Our research group has deeply studied the complications of the syringe, silicone oil, and injection technique in ophthalmology . From a clinical observation of noninfectious endophthalmitis associated with the syringe, we developed lab studies to assess silicone oil qualitatively and quantitatively. We found that most commercially available syringes are coated with silicone oil, and the oil is especially released by agitation by flicking/tapping . Kim et al. have recently published a paper that supports these findings . In addition to the lab-based research, we reported on the preliminary data of a clinical trial assessing whether agitation of a siliconized syringe could lead to the detection of inflammatory cells in the anterior chamber of the eye following an intravitreal injection of an antiangiogenic fusion protein . We found a remarkable increase in the rate of these cells when the syringe was agitated in comparison to the no-agitation group.

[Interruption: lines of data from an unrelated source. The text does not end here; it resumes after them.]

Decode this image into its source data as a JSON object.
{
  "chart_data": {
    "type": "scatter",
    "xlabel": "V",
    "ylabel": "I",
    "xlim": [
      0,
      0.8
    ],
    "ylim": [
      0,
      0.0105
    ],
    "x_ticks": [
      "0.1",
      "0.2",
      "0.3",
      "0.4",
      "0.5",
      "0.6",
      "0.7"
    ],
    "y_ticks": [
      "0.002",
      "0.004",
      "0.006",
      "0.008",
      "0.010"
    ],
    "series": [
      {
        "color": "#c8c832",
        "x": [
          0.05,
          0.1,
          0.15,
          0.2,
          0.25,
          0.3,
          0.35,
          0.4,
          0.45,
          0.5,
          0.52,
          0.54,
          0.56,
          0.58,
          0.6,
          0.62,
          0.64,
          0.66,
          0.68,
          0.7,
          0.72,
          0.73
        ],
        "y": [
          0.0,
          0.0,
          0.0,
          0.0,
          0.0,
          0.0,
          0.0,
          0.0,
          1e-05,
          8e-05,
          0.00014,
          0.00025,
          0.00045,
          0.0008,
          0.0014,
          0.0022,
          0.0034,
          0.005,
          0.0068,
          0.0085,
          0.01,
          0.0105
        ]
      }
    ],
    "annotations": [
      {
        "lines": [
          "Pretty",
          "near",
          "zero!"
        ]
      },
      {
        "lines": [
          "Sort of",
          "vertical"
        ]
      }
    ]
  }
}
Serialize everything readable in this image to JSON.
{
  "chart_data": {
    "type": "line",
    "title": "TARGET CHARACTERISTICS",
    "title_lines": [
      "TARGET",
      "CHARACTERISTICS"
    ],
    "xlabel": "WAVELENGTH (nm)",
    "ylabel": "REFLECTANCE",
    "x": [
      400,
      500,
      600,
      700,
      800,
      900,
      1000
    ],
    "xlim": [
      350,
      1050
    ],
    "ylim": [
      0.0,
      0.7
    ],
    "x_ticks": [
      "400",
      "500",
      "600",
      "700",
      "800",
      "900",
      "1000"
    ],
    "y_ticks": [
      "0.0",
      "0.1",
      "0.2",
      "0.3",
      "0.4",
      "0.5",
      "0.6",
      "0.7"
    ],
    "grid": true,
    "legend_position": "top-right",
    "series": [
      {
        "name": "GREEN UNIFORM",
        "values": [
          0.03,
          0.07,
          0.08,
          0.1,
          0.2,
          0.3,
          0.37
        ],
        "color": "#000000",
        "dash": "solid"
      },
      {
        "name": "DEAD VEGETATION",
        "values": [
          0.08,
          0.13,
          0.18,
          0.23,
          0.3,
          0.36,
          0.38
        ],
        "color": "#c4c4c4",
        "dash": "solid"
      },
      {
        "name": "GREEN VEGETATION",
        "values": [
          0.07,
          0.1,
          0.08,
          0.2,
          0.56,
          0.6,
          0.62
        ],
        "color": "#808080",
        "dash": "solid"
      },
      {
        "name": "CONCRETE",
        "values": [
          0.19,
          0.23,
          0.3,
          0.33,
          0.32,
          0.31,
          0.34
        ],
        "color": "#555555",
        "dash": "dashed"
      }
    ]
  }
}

Agitation of the syringe to expel air at the moment of drug preparation or even during transportation, in prefilled syringes, not only leads to silicone oil release but also to therapeutic protein aggregation, which might ultimately lead to increased immunogenicity . Lab studies have shown that silicone oil microdroplets can act as an adjuvant to promote a break in immunological tolerance and induce antibody response . An increased secretion of several innate cytokines from human peripheral blood mononuclear cells and also in the plasma concentrations of antidrug antibodies was found when a siliconized syringe was agitated in comparison to both an unagitated counterpart and to an agitated silicone oil-free syringe .
Myodesopsia is another complication of the release of silicone oil into the eye. The complaint of floaters of different sizes and shapes is commonly bothersome, leading some individuals to require vitrectomy for their treatment. These are usually due to vitreous condensations or detachment throughout life. Silicone oil droplets, in their turn, are known to cause these symptoms. Although the minority of patients end up complaining about this matter, it has been recently acknowledged that the prevalence of this problem is much higher than previously anticipated . Additionally, a survey carried out by the American Society of Retina Specialists has shown that about 5% of their US members have done vitrectomy to treat patients with symptomatic floaters while 2% have seen patients seeking legal action . If we consider that at least 25 million intraocular injections are performed yearly worldwide, awareness of this association becomes even more important.
Besides its likely role as an adjuvant to ocular inflammation and myodesopsia, silicone oil has been reported in association with autoimmune diseases, systemic embolism and sclerotic lipogranuloma [2, 3, 7, 8]. A clinical entity resulting from breast silicone implants has long been acknowledged. Recently, it has been suggested that the silicone implant incompatibility syndrome might be part of the spectrum of the autoimmune/inflammatory syndrome induced by adjuvants (ASIA syndrome) [2, 3]. Autoimmune reactivity develops, with subsequent symptoms including myalgias, arthralgias, chronic fatigue, sleep disturbance, and cognitive impairment [2, 3]. The etiology of this pathology is supposed to be secondary to chronic leakage of silicone oil, which is transported to the lymphatic by phagocytosis. Subsequently, it may cause adenopathy, with the potential for systemic immune hyperreactive response .
Subcutaneous injection of silicone oil in order to smooth out for esthetical reasons has become very popular, especially in those groups highly focused on their physical image. The injected subcutaneous silicone seems to migrate from the interstitial subcutaneous tissue into the general blood stream, resulting in a potentially fatal systemic silicone embolism . Additionally, local sclerotic lipogranulomas might occur if injected in the fat tissue . Another complication of dermal fillers includes pneumonitis, leading to respiratory failure .
Considering the aforementioned information, we believe that: (1) all products with the potential to release particles into the eye should be tested; (2) silicone oil-free and low particle-siliconized syringes should be developed and tested; (3) experimental models that better allow for assessing the impact of those particles into the eye should be developed; and (4) more clinical studies that better characterize the extent and clinical relevance of the silicone oil droplets released by the syringes should be carried out.